Ainsi que nous l'avons dit, de nombreuses invitations avaient été lancées, et aucune notabilité du monde parisien ne manqua à cet appel de l'une des maisons les plus considérables de la capitale.

Dès la première heure, les salons se remplirent d'une foule avide et curieuse, et madame de Beaufort, ravie du bonheur qu'elle voyait rayonner dans les yeux de sa fille Nancy, accueillit ses hôtes de ses plus gracieux sourires.

Quant à Edmée, appuyée au bras de son père, elle allait et venait, un peu étonnée de ce mouvement inusité, cherchant, à se retrouver elle-même à travers cette animation et ce brouhaha, regrettant, au fond du coeur, le calme des soirées ordinaires qu'elle passait à lire ou à broder.

En ce moment, et comme elle pénétrait avec son père dans le salon principal où l'on devait danser, elle s'arrêta tout à coup devant le tableau qui frappa ses regards…

À l'extrémité opposée du salon, sa mère était assise, ayant Nancy, sa plus jeune fille, à ses côtés, et causant avec un jeune homme qui s'inclinait pour la saluer.
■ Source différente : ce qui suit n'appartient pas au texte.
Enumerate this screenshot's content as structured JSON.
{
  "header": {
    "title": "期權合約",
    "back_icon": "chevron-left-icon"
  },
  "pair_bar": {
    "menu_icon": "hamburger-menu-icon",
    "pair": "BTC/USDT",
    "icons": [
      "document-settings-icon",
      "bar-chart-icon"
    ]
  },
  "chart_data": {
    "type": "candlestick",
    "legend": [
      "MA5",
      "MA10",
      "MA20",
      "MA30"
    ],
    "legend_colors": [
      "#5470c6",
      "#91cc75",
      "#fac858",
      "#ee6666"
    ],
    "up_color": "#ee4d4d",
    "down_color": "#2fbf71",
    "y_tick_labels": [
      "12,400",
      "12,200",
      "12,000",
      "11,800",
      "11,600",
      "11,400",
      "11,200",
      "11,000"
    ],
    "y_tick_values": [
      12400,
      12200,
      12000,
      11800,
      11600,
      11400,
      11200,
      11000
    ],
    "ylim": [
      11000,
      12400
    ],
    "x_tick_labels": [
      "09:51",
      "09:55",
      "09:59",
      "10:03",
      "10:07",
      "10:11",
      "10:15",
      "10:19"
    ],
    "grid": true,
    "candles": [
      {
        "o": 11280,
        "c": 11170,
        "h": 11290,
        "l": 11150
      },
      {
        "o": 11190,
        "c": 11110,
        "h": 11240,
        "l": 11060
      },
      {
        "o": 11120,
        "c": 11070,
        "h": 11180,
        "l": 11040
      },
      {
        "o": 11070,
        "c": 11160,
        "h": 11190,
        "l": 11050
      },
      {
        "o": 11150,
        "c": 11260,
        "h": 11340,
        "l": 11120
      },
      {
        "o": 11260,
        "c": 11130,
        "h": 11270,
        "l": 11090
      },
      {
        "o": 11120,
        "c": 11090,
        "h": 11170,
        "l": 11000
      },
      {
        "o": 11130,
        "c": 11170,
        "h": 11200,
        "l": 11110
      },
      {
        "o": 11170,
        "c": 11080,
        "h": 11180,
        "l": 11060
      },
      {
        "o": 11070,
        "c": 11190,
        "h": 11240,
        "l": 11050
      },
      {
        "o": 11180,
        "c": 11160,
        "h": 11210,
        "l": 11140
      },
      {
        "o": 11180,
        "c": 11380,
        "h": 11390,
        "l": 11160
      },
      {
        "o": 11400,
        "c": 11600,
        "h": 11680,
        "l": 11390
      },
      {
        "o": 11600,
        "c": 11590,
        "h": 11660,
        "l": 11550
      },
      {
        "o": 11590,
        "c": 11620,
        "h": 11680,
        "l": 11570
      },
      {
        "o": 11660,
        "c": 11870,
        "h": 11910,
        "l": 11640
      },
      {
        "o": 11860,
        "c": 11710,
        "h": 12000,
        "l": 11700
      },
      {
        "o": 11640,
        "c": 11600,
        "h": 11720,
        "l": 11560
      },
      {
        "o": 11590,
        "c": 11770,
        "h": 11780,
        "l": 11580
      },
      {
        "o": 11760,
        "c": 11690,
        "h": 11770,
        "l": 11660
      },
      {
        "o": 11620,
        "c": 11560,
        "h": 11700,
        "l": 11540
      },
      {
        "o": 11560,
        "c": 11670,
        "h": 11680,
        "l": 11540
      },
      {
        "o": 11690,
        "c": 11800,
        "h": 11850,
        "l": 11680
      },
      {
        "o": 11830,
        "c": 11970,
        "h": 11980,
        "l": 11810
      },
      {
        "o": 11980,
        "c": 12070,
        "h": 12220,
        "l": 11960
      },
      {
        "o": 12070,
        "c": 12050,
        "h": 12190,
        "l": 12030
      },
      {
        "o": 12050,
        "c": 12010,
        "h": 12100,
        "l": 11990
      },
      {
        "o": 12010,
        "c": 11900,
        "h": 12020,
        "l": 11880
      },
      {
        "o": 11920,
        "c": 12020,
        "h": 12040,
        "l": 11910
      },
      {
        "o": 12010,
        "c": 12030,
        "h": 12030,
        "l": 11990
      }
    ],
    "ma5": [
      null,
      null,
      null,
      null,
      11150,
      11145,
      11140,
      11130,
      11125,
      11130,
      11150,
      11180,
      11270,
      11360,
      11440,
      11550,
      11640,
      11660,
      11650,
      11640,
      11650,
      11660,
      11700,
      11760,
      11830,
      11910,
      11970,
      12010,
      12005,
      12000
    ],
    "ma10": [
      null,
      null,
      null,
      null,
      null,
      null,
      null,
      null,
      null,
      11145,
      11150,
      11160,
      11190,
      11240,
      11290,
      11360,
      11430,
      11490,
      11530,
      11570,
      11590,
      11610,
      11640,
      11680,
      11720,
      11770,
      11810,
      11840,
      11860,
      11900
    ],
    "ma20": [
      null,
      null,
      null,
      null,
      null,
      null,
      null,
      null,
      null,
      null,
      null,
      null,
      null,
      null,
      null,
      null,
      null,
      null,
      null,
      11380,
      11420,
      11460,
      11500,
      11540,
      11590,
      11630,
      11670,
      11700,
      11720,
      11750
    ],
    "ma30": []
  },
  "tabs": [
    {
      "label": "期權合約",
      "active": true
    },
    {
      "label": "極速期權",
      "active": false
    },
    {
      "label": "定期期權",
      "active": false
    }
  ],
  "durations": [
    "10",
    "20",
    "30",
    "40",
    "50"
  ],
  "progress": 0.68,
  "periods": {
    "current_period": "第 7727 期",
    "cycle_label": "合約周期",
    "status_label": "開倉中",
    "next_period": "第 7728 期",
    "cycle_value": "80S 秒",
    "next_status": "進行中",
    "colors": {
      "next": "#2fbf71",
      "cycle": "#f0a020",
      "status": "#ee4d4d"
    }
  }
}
C'était là assurément un fait bien insignifiant, et Edmée eût été fort empêchée de dire pourquoi elle en fut frappée.

Le jeune homme portait l'uniforme d'officier de marine: il était grand, élancé, et à la pâleur répandue sur son front, on devinait quelque mystérieuse souffrance, ou tout au moins quelque pensée absorbante qui devait exercer sur son esprit une influence souveraine.

C'était la première fois que Edmée le voyait; pourtant, il lui sembla qu'elle l'avait déjà rencontré quelque part.

Un souvenir vague comme un rêve… elle n'aurait pu préciser; mais à sa vue elle éprouva une sensation qu'elle n'eût pu définir, et qui, pendant quelques secondes, la troubla profondément.